Article | Legal Theory
Performative Causation

by Noah Smith-Drelich*

From Vol. 93, No. 3 (March 2020)
93 S. Cal. L. Rev. 379 (2020)

Keywords: Specific Causation, General Causation

Specific causation requires plaintiffs to prove that their injury was caused by this defendant and not merely that an injury like theirs could have been caused by a party like the defendant. Science, however, cannot regularly supply such proof: scientific evidence of causation typically comes via epidemiology and statistics, which provide a bounty of detail about population-level effects but little that translates to individual questions of causation. This means that in the considerable number of cases in which medical causation is uncertain—including (but not limited to) nearly all mass torts—plaintiffs are required to prove what science cannot. Even where studies show that widespread harm is a statistical certainty, without any individual-level evidence proving specific causation, no plaintiff should be able to recover.

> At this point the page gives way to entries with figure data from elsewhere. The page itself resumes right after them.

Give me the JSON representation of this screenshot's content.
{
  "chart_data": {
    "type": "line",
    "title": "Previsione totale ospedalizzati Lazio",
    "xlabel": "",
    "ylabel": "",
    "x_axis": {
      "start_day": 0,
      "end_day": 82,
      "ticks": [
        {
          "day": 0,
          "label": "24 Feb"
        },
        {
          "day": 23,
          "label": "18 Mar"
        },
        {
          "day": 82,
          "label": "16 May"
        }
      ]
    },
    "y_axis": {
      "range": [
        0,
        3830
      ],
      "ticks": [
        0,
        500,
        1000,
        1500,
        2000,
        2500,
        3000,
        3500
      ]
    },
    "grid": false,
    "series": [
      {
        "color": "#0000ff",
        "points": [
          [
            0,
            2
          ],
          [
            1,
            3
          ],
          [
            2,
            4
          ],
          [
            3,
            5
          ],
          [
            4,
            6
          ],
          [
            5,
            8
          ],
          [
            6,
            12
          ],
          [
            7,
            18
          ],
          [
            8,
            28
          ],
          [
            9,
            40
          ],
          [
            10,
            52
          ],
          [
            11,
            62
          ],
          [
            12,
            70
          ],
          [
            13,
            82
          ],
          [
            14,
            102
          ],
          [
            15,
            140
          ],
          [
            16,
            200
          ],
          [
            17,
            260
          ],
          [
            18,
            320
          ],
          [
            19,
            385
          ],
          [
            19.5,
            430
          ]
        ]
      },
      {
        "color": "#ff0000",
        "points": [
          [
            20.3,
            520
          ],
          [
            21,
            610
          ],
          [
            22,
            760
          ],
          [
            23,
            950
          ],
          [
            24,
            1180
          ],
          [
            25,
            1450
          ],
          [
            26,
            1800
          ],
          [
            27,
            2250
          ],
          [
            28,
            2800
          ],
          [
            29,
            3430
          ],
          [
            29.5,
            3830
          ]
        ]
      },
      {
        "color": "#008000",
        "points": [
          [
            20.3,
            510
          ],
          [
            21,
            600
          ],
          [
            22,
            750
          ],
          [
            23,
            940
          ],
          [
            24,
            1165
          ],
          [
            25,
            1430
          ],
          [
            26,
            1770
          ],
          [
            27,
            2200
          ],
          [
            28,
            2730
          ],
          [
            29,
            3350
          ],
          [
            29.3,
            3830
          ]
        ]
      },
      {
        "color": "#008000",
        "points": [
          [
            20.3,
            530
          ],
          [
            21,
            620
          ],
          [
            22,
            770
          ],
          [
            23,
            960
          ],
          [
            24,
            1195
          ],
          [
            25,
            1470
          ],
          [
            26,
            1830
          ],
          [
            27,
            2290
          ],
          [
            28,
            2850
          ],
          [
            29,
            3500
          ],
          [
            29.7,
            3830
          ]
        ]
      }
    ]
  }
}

But yet some do. This Article’s detailed examination of the specific causation requirement reveals how, in the face of specific causation’s impossible and seemingly unjust demands, judges and juries have grown increasingly receptive to “performative causation,” proofs of causation that rely on shoddy scientific evidence and emotional appeals. This impulse, however well-meaning, routinely facilitates judgments against the wrong defendants or on behalf of the wrong plaintiffs. The result is a mass denial of justice—to countless plaintiffs deprived of any hope of recovery and to numerous defendants held liable for harms they may not have committed.

By illustrating the substantive and procedural dimensions of specific causation’s challenges, this Article provides a foundation for future discussions of reform. In its final section, this Article puts forward its own novel proposal: a private law-administrative hybrid model that uses statistical evidence to grant proportional recoveries to plaintiffs. By better aligning the questions asked by the law with the answers provided by science, this model offers a promising mechanism for resolving individual questions of causation—as well as a template for how mass torts resolutions can capture the best and guard against the worst features of both private law and public law adjudicatory systems.

*. Academic Fellow, Columbia Law School; J.D., M.S., Stanford Law School. Thanks to Professors David Bernstein, John Donohue, Nora Engstrom, Dan Farber, David Fischer, Don Gifford, Hank Greely, Clarisa Long, Bob Rabin, David Rosenberg, Allen Rostron, Alan Sykes, Wendy Wagner, and the members of the Civil Procedure Workshop for all of their advice and help with this Article.